El ser de peluche jugaba en la vereda, mientras el sol lo calaba con sus rayos desde el cénit. Una mujer esperaba que se cansara y se metiera de nuevo en su carrito de plástico. El “niño” cabía en las palmas de las manos, era un pompón suave y sonriente. Nada que envidiar a los perros caniches toy. Sus ojos, dos bolas de cristal azul con pequeñas estrellas, siempre le comunicaban a su madre humana lo mucho que la quería, lo mucho que la admiraba.
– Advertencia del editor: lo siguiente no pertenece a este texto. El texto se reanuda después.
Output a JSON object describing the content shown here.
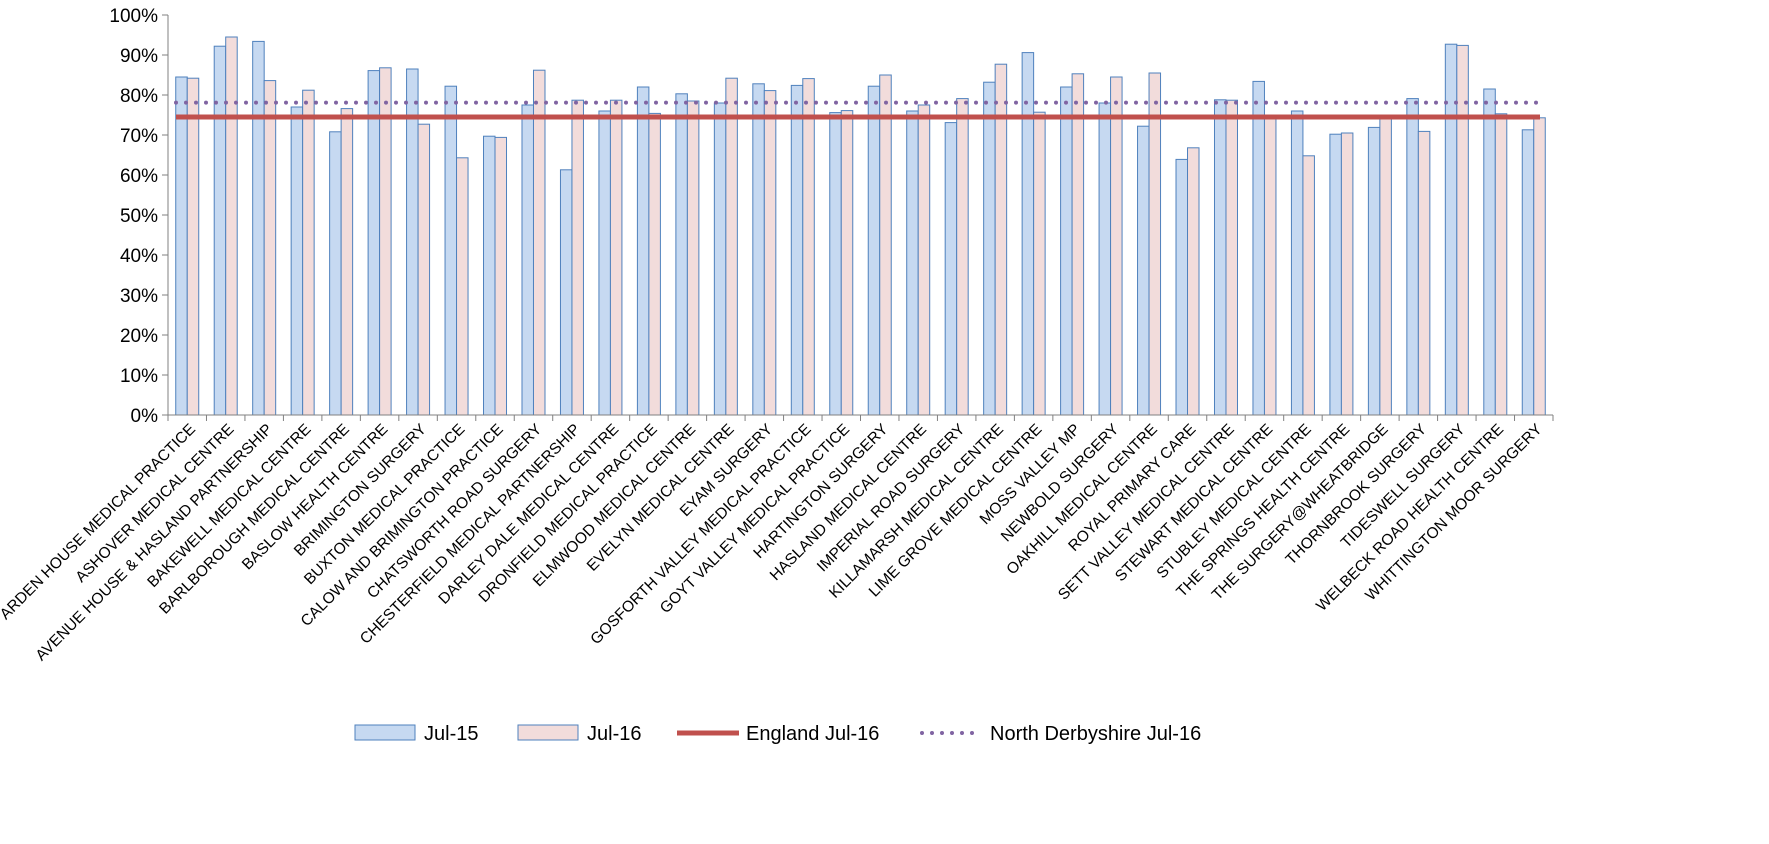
{
  "chart_data": {
    "type": "bar",
    "title": "",
    "xlabel": "",
    "ylabel": "",
    "ylim": [
      0,
      1
    ],
    "y_tick_labels": [
      "0%",
      "10%",
      "20%",
      "30%",
      "40%",
      "50%",
      "60%",
      "70%",
      "80%",
      "90%",
      "100%"
    ],
    "grid": false,
    "legend_position": "bottom",
    "categories": [
      "ARDEN HOUSE MEDICAL PRACTICE",
      "ASHOVER MEDICAL CENTRE",
      "AVENUE HOUSE & HASLAND PARTNERSHIP",
      "BAKEWELL MEDICAL CENTRE",
      "BARLBOROUGH MEDICAL CENTRE",
      "BASLOW HEALTH CENTRE",
      "BRIMINGTON SURGERY",
      "BUXTON MEDICAL PRACTICE",
      "CALOW AND BRIMINGTON PRACTICE",
      "CHATSWORTH ROAD SURGERY",
      "CHESTERFIELD MEDICAL PARTNERSHIP",
      "DARLEY DALE MEDICAL CENTRE",
      "DRONFIELD MEDICAL PRACTICE",
      "ELMWOOD MEDICAL CENTRE",
      "EVELYN MEDICAL CENTRE",
      "EYAM SURGERY",
      "GOSFORTH VALLEY MEDICAL PRACTICE",
      "GOYT VALLEY MEDICAL PRACTICE",
      "HARTINGTON SURGERY",
      "HASLAND MEDICAL CENTRE",
      "IMPERIAL ROAD SURGERY",
      "KILLAMARSH MEDICAL CENTRE",
      "LIME GROVE MEDICAL CENTRE",
      "MOSS VALLEY MP",
      "NEWBOLD SURGERY",
      "OAKHILL MEDICAL CENTRE",
      "ROYAL PRIMARY CARE",
      "SETT VALLEY MEDICAL CENTRE",
      "STEWART MEDICAL CENTRE",
      "STUBLEY MEDICAL CENTRE",
      "THE SPRINGS HEALTH CENTRE",
      "THE SURGERY@WHEATBRIDGE",
      "THORNBROOK SURGERY",
      "TIDESWELL SURGERY",
      "WELBECK ROAD HEALTH CENTRE",
      "WHITTINGTON MOOR SURGERY"
    ],
    "series": [
      {
        "name": "Jul-15",
        "type": "bar",
        "fill": "#c6d9f1",
        "stroke": "#4f81bd",
        "values": [
          0.845,
          0.922,
          0.934,
          0.77,
          0.708,
          0.861,
          0.865,
          0.822,
          0.697,
          0.775,
          0.613,
          0.76,
          0.82,
          0.803,
          0.78,
          0.828,
          0.824,
          0.756,
          0.822,
          0.76,
          0.731,
          0.832,
          0.906,
          0.82,
          0.78,
          0.722,
          0.639,
          0.788,
          0.834,
          0.76,
          0.702,
          0.719,
          0.791,
          0.927,
          0.815,
          0.713
        ]
      },
      {
        "name": "Jul-16",
        "type": "bar",
        "fill": "#f2dcdb",
        "stroke": "#4f81bd",
        "values": [
          0.842,
          0.945,
          0.836,
          0.812,
          0.766,
          0.868,
          0.727,
          0.643,
          0.694,
          0.862,
          0.787,
          0.787,
          0.754,
          0.785,
          0.842,
          0.811,
          0.841,
          0.761,
          0.85,
          0.775,
          0.791,
          0.877,
          0.757,
          0.853,
          0.845,
          0.855,
          0.668,
          0.787,
          0.744,
          0.648,
          0.705,
          0.75,
          0.709,
          0.924,
          0.753,
          0.743
        ]
      },
      {
        "name": "England Jul-16",
        "type": "reference-line",
        "style": "solid",
        "color": "#c0504d",
        "value": 0.745
      },
      {
        "name": "North Derbyshire Jul-16",
        "type": "reference-line",
        "style": "dotted",
        "color": "#8064a2",
        "value": 0.781
      }
    ]
  }
}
Cuando se cansó, el pequeño se metió en el carrito y, acto seguido, la dama comenzó a trasladarlo por la calle. La mala suerte los acompañaba, pues el suelo era accidentado. A cada paso que daba, sin querer, la mujer se tropezaba y el carrito saltaba. Cuando eso pasaba, el peluche botaba por los aires y volvía a caer allí dentro. Ella abría grandes los ojos, repetía “¡Ay, no!” y sujetaba el mango del carrito de tal manera, que sus manos parecían gruesos nudos de cuerda a su alrededor. Se esforzaba de sobremanera para que no le pasara nada, intentaba protegerlo, pero no podía. Y a cada golpe, el pelaje del “niño” se iba cayendo. Cuando no le quedó nada, primero, se cubrió de plumas; luego, estas desaparecieron y dieron lugar a un recubrimiento de escamas.
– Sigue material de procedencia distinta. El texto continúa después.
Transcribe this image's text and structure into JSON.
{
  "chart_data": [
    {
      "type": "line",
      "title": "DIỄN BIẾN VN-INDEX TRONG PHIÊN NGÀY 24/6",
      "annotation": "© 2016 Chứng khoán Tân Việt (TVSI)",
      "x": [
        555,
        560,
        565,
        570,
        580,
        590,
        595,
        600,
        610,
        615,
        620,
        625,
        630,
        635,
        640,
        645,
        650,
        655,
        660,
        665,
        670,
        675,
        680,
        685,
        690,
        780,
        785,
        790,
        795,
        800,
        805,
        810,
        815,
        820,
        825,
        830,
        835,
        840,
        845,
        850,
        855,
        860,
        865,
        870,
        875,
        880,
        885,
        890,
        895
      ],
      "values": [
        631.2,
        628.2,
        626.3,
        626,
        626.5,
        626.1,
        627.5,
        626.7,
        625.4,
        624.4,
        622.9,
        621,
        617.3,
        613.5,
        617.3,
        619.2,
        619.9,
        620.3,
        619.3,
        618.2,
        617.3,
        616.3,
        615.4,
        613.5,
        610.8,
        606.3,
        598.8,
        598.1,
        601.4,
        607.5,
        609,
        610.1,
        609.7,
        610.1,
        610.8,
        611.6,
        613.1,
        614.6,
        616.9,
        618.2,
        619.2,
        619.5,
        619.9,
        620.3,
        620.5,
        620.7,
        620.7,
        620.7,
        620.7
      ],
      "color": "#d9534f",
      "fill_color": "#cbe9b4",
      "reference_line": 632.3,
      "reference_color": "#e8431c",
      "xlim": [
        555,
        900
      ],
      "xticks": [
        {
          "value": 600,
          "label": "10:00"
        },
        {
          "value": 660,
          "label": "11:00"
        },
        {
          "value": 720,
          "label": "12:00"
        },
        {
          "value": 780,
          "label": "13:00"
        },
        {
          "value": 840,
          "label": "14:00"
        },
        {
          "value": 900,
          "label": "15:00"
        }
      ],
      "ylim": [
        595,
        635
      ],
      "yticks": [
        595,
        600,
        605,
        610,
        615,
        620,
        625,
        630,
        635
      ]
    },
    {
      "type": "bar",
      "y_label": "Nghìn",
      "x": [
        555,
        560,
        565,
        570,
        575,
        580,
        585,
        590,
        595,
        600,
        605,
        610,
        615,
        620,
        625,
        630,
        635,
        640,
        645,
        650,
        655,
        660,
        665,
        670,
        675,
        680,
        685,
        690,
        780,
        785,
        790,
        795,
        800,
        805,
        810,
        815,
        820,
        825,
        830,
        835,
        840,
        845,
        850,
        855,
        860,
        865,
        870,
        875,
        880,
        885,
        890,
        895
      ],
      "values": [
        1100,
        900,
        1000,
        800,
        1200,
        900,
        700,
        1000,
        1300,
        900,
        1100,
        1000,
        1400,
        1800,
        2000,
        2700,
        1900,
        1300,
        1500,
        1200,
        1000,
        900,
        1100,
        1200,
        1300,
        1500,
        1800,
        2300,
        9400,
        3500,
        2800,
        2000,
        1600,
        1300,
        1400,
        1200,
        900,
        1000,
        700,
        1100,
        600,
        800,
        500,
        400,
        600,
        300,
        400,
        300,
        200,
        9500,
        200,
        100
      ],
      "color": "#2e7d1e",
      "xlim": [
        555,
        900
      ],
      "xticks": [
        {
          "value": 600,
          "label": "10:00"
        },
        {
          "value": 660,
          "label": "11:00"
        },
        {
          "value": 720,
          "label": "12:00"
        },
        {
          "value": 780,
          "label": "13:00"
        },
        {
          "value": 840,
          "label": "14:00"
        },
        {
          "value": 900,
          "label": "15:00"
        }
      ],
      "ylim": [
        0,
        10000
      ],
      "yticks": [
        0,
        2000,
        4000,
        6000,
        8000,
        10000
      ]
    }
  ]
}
Para cuando llegaron a destino, el ser de peluche ya se había convertido en una suerte de bicho acorazado con placas óseas. Lo único que mantuvo durante el trayecto y que preservó hasta el final fueron sus ojos de cristal. Ellos nunca se desviaron de su madre, pero cambiaron su admiración hacia ella por una terrible angustia y dolor.